4.5 Temperature, column density and total emission maps
To try and keep all the data points (as some of the images had up to 20 seemingly off planet points) and therefore give the most information for the interpolation process, the spherical maps were made using values of latitude and longitude calculated with an increase in planetary radius of 20 pixels. This means that the north aurora will appear at lower latitudes on the planet than in reality, but does mean that all the data is preserved. Another effect will be that the aurora would be less compressed in the maps than if it were shown at its real latitude. Even with these effects it was thought that the maps would still give a good enough representation of the auroral structure, and as they will mainly be used in comparison to each other it will not really be a problem. Within the maps there are occasional discontinuities where the spectra have overlapped, causing sudden jumps in brightness.

The temperature map (see Fig. 20) appears to be the most uniform of the three parameters due to a lack of contrast, but does show some variations. The cooler temperature around the edge of the aurora can be seen, showing that it is in general a hotter region than its surroundings. There does appear to be a hotter region associated

Fig. 20. Temperature map projected onto a sphere, viewed at latitude 0°. Most of the map has been cropped off, so that only the northern aurora is shown. The brighter the region, the higher the temperature.

Fig. 21. Column density map of the northern aurora

Fig. 22. Total emission map of the northern aurora

with the main oval on the left of the image, and another just right of the centre, showing heating in these regions. There also appears to be a cooler region in the centre. The far right side is made up of data points that were getting near or over the edge of the aurora, when no structure was visible due to the aurora turning out of view. The fact that not much variation is seen, as was not the case in Paper I, may be just due to a lack of contrast, but could be a result of smoothing out between the data point caused by the linear interpolation, as from Fig. 10 it can been seen that there is considerable distance between points. The temperature maps of Lam et al. (1997) show little variation in temperature across the aurora, but lacked the resolution to show any detail. They do, however, show the general increase in temperature across the aurora, as found in this study.

The column density map (see Fig. 21) shows large decreases around the edge of the aurora, as seen in the profiles. This shows that the majority of H3+ is produced within the aurora. The map shows a patch of high column density in the bottom left where there is a decrease in temperature.

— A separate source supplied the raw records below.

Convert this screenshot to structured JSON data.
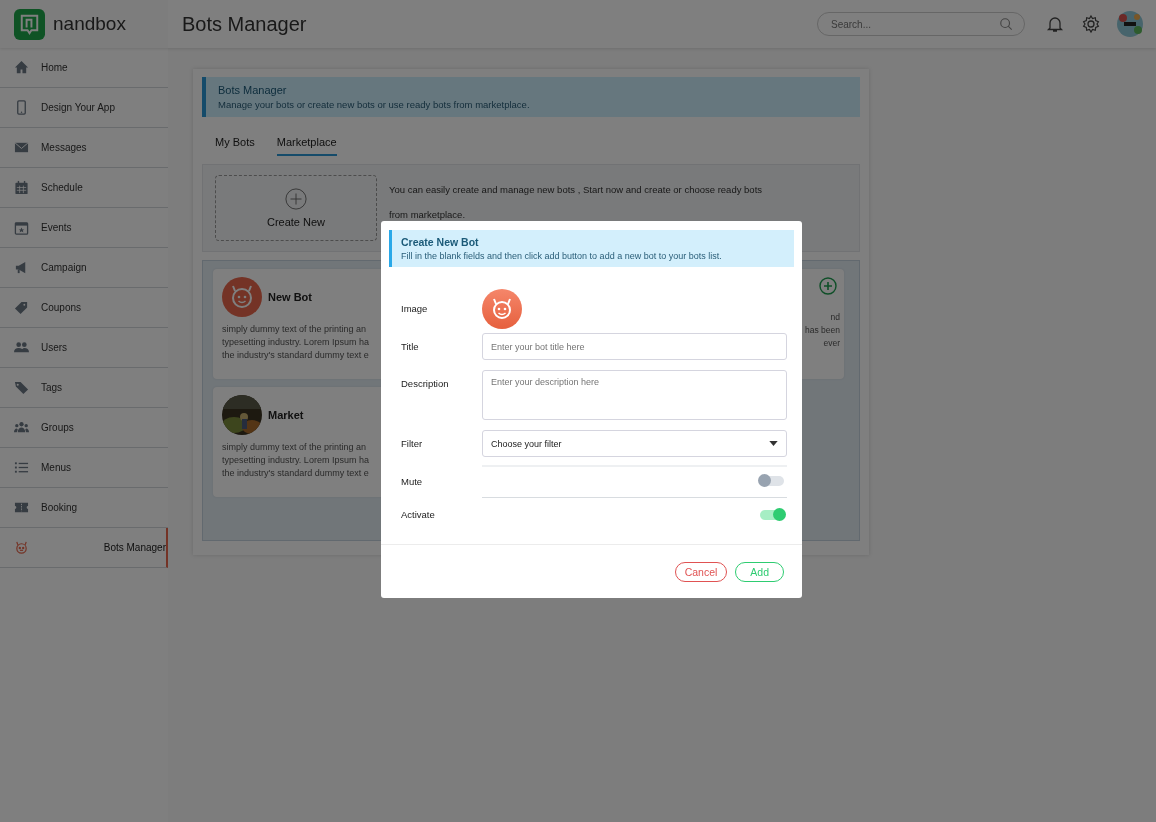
{
  "logo": {
    "text": "nandbox"
  },
  "header": {
    "title": "Bots Manager",
    "search": {
      "placeholder": "Search..."
    }
  },
  "sidebar": {
    "items": [
      {
        "label": "Home",
        "selected": false
      },
      {
        "label": "Design Your App",
        "selected": false
      },
      {
        "label": "Messages",
        "selected": false
      },
      {
        "label": "Schedule",
        "selected": false
      },
      {
        "label": "Events",
        "selected": false
      },
      {
        "label": "Campaign",
        "selected": false
      },
      {
        "label": "Coupons",
        "selected": false
      },
      {
        "label": "Users",
        "selected": false
      },
      {
        "label": "Tags",
        "selected": false
      },
      {
        "label": "Groups",
        "selected": false
      },
      {
        "label": "Menus",
        "selected": false
      },
      {
        "label": "Booking",
        "selected": false
      },
      {
        "label": "Bots Manager",
        "selected": true
      }
    ]
  },
  "banner": {
    "title": "Bots Manager",
    "text": "Manage your bots or create new bots or use ready bots from marketplace."
  },
  "tabs": [
    {
      "label": "My Bots",
      "selected": false
    },
    {
      "label": "Marketplace",
      "selected": true
    }
  ],
  "create_new": {
    "label": "Create New",
    "text": "You can easily create and manage new bots , Start now and create or choose ready bots from marketplace."
  },
  "bots": [
    {
      "name": "New Bot",
      "kind": "robot",
      "lines": [
        "simply dummy text of the printing an",
        "typesetting industry. Lorem Ipsum ha",
        "the industry's standard dummy text e"
      ]
    },
    {
      "name": "Market",
      "kind": "picture",
      "lines": [
        "simply dummy text of the printing an",
        "typesetting industry. Lorem Ipsum ha",
        "the industry's standard dummy text e"
      ]
    }
  ],
  "right_card": {
    "lines": [
      "nd",
      "has been",
      "ever"
    ]
  },
  "modal": {
    "title": "Create New Bot",
    "subtitle": "Fill in the blank fields and then click add button to add a new bot to your bots list.",
    "fields": [
      {
        "label": "Image"
      },
      {
        "label": "Title",
        "kind": "input",
        "placeholder": "Enter your bot title here"
      },
      {
        "label": "Description",
        "kind": "textarea",
        "placeholder": "Enter your description here"
      },
      {
        "label": "Filter",
        "kind": "select",
        "value": "Choose your filter"
      },
      {
        "label": "Mute",
        "kind": "toggle",
        "on": false
      },
      {
        "label": "Activate",
        "kind": "toggle",
        "on": true
      }
    ],
    "buttons": [
      {
        "label": "Cancel",
        "kind": "cancel"
      },
      {
        "label": "Add",
        "kind": "add"
      }
    ]
  }
}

Just above this there is an area that could be associated with the main oval. The column density extends quite smoothly across the aurora until just right of centre there is another bright region, that may be the other side of the oval. This map again was not as clear as that in Paper I, and assignment of features is more speculative.

The total emission map (see Fig. 22) probably gives the best overall contrast for seeing features, and seems to correlate well with the column density, as seen from the profiles. The same bright regions from the main oval can be seen. There is again the large decrease in emission around the edge of the aurora, correlating to the decrease in column density, meaning that there is little H3+ created or excited to emit off the aurora. From this it can be said that the majority of particle precipitation occurs within auroral regions, and therefore that most precipitation comes from further out than ~ 6 RJ on the plasmasheet. A dark region near the bottom of the aurora could represent the DPR as it corresponds with a cooler region on the temperature map, but it also corresponds to a darker region of on the column density maps, which on the main profile was seen to not really decrease in the DPR. Above this dark region there is a brighter region, with nearly the intensity of the oval, which could be the BPR. This map has a similar structure to that of Paper I, but is shifted down in latitude due to the reasons stated above.